If you make use of VALLEX, please cite (at least one of) the following papers:

 

@article{2008-book,
       booktitle= {{Valen{\v{c}}n{\'{i}} slovn{\'{i}}k {\v{c}}esk{\'{y}}ch sloves}},
       author = {Mark{\'{e}}ta Lopatkov{\'{a}} and Zden{\v{e}}k {\v{Z}}abokrtsk{\'{y}} and V{\'{a}}clava Ketnerov{\'{a}}},
       year = {2008},
       publisher = {Karolinum},
       adress = {Praha},
}

@article{2007-vallex-pbml,
       journal = {The Prague Bulletin of Mathematical Linguistics},
       title = {Valency Information in {VALLEX} 2.0: Logical Structure of the Lexicon},
       author = {Zden{\v{e}}k {\v{Z}}abokrtsk{\'{y}} and Mark{\'{e}}ta Lopatkov{\'{a}}},
       year = {2007},
       number = {87},
       pages = {41--60},
}

 


VALLEX Archive

VALLEX 2.7

VALLEX 2.7 is an enhanced, cleaned and corrected successor of VALLEX 2.5. It contains - in addition to the information stored in VALLEX 2.5 - also 

  • annotation of grammaticalized alternations (diatheses and reciprocity) and lexicalized alternations
  • links to real-world sentences annotated by the lexicon entries for more than one hundred Czech verbs, and
  • links to PDT-Vallex, a lexicon connected with the Prague Dependency Corpus.

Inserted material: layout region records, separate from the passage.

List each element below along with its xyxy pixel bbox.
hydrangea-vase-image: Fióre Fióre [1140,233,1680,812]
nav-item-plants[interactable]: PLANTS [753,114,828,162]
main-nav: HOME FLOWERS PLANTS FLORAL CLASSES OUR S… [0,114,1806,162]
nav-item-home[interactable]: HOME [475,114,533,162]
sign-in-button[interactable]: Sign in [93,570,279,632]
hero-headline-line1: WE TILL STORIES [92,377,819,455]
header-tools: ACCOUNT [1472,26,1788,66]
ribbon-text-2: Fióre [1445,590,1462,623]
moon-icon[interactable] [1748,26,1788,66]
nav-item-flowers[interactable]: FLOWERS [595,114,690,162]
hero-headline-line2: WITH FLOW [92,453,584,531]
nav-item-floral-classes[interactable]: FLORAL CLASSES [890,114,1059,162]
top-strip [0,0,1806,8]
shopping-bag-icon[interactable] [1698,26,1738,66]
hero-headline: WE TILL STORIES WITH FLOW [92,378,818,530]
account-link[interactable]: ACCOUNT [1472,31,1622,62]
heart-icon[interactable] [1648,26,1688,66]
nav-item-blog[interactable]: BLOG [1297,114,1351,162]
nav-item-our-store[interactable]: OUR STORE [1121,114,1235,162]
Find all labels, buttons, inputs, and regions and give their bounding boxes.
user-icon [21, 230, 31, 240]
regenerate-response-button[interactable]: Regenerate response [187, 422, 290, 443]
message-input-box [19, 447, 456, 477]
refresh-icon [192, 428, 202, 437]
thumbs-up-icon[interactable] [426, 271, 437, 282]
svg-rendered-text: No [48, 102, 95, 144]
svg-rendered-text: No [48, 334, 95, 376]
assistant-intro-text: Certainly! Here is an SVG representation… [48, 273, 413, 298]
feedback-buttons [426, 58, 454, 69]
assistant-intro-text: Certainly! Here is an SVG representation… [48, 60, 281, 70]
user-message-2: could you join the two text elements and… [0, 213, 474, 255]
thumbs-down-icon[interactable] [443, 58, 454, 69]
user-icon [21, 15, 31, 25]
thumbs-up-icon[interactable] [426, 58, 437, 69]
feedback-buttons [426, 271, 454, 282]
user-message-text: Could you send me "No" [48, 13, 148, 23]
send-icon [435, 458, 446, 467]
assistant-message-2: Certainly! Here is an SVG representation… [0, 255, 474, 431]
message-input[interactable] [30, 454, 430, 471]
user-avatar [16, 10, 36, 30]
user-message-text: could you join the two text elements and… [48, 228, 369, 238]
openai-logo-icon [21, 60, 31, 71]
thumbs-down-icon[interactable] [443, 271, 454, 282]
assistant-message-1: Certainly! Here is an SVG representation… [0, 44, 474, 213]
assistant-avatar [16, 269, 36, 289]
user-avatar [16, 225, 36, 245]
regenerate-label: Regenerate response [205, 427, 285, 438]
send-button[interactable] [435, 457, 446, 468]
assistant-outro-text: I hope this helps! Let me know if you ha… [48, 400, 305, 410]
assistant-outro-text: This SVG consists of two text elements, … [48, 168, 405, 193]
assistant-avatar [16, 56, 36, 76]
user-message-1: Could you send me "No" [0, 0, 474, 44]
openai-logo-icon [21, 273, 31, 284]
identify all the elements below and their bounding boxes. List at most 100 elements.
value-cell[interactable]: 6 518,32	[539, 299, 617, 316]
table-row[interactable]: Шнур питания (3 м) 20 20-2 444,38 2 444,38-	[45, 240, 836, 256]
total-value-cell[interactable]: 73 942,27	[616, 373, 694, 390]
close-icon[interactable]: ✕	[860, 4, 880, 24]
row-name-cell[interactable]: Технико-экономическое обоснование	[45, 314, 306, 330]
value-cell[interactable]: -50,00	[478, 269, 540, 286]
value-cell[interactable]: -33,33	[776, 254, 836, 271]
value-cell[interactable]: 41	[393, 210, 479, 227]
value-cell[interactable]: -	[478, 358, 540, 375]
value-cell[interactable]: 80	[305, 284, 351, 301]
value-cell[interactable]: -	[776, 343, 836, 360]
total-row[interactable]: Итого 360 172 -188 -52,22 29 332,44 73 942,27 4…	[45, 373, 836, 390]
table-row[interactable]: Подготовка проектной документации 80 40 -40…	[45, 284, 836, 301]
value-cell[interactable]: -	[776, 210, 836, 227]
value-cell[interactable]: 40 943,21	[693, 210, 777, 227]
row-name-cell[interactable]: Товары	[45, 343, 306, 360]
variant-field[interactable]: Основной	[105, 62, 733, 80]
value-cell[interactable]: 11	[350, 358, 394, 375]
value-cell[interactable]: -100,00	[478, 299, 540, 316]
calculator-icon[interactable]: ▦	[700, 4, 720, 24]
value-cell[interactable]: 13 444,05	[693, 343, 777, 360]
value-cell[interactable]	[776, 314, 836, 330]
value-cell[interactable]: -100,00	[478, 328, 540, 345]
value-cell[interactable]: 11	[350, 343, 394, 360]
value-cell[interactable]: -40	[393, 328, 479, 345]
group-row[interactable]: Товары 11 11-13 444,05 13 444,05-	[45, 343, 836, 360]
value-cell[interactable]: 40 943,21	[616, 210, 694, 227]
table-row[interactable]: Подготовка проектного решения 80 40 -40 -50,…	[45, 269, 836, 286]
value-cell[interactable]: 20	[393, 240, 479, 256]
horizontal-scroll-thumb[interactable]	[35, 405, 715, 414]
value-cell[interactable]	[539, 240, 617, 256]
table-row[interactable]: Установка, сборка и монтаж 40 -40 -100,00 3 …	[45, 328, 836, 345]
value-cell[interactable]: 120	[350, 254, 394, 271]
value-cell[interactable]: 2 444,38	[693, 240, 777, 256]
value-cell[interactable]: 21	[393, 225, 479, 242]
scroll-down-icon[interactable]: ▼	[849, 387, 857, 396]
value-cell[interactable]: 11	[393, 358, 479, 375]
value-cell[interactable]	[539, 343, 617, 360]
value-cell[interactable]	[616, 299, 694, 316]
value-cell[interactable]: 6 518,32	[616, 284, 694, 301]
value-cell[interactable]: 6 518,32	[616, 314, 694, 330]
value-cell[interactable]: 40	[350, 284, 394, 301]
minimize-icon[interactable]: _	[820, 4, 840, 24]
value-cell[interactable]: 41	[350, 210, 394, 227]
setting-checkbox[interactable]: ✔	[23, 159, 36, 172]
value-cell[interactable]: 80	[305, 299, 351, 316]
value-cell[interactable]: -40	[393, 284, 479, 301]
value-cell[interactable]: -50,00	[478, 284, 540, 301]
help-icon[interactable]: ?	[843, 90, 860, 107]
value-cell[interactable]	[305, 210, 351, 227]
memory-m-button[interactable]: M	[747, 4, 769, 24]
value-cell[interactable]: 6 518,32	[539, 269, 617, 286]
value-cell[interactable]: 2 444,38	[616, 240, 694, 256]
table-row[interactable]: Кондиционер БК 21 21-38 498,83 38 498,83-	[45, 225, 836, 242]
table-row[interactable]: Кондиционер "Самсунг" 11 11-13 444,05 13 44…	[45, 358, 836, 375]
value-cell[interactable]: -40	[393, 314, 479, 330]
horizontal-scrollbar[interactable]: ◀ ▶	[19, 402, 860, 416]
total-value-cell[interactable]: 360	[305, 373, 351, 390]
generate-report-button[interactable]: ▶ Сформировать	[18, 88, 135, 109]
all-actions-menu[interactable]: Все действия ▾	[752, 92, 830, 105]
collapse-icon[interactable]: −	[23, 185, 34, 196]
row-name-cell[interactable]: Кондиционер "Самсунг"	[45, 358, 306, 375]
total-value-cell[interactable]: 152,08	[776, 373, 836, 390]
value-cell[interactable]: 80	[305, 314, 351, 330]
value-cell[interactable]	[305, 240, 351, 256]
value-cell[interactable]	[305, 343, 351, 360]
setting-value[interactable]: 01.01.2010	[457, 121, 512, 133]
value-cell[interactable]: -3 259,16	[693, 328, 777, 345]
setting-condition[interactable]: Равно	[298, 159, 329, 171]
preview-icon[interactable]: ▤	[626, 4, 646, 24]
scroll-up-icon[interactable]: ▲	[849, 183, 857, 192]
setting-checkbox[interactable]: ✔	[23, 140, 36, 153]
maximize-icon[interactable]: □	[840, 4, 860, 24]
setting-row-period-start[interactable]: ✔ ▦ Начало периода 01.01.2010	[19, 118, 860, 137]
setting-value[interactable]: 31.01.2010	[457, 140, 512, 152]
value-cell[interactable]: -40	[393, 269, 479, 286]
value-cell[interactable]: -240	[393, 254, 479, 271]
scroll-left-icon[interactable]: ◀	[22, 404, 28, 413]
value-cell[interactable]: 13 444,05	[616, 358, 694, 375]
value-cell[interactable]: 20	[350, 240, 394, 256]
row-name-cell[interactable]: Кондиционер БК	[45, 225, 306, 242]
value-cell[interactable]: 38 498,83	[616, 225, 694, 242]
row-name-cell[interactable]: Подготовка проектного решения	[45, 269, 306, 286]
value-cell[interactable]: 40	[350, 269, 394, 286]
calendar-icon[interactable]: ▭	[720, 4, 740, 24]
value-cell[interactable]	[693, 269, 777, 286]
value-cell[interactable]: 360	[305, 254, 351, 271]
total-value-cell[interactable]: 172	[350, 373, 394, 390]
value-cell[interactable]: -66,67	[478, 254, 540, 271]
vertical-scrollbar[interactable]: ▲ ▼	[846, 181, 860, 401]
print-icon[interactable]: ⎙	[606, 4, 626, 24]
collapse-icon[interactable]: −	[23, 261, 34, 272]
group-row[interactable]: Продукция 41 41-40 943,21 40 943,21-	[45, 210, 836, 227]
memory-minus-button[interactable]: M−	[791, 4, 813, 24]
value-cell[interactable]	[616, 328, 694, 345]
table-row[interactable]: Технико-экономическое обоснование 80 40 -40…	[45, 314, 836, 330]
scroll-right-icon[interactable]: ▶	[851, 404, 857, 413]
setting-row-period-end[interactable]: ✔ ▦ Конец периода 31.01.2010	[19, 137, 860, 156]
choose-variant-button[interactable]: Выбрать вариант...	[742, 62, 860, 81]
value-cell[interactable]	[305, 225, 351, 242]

VALLEX 2.7 is a beta version of the VALLEX lexicon, version 3, which is being developed within the project Delving Deeper: Lexicographic Description of Syntactic and Semantic Properties of Czech Verbs supported by the Grant Agency of the Czech Republic, grant  No. GA P406/12/0557.

VALLEX 2.5

VALLEX 2.5 is a cleaned and corrected successor of VALLEX 2.0. It was released electronically at the end of 2007 and since spring 2008 it is available also as a book issued by Karolinum Press, the publishing house of Charles University in Prague.

VALLEX 2.0

In VALLEX 2.0, there are roughly 2,730 lexeme entries containing together around 6,460 lexical units ("senses"). VALLEX 2.0—unlike traditional dictionaries and also unlike VALLEX 1.0—treats a pair of perfective and imperfective aspectual counterparts as a single lexeme (if perfective and imperfective verbs would be counted separately, the size of VALLEX 2.0 would virtually grow to 4,250 verb entries).

VALLEX 1.0

VALLEX 1.0 contains roughly 1400 verbs (counting only perfective and imperfective verbs, but not their iterative counterparts) – 1000 most frequent Czech verbs were selected according to their number of occurrences in a part of the Czech National Corpus (only 'být' (to be) was excluded); then their perfective or imperfective aspectual counterparts were added, if they were missing.

Licence

VALLEX can be used free of charge by any academic, educational or research institution, or other organization or individual making use of VALLEX for non-commercial research and/or education purposes. Legal usage of VALLEX is conditioned by filling the registration form.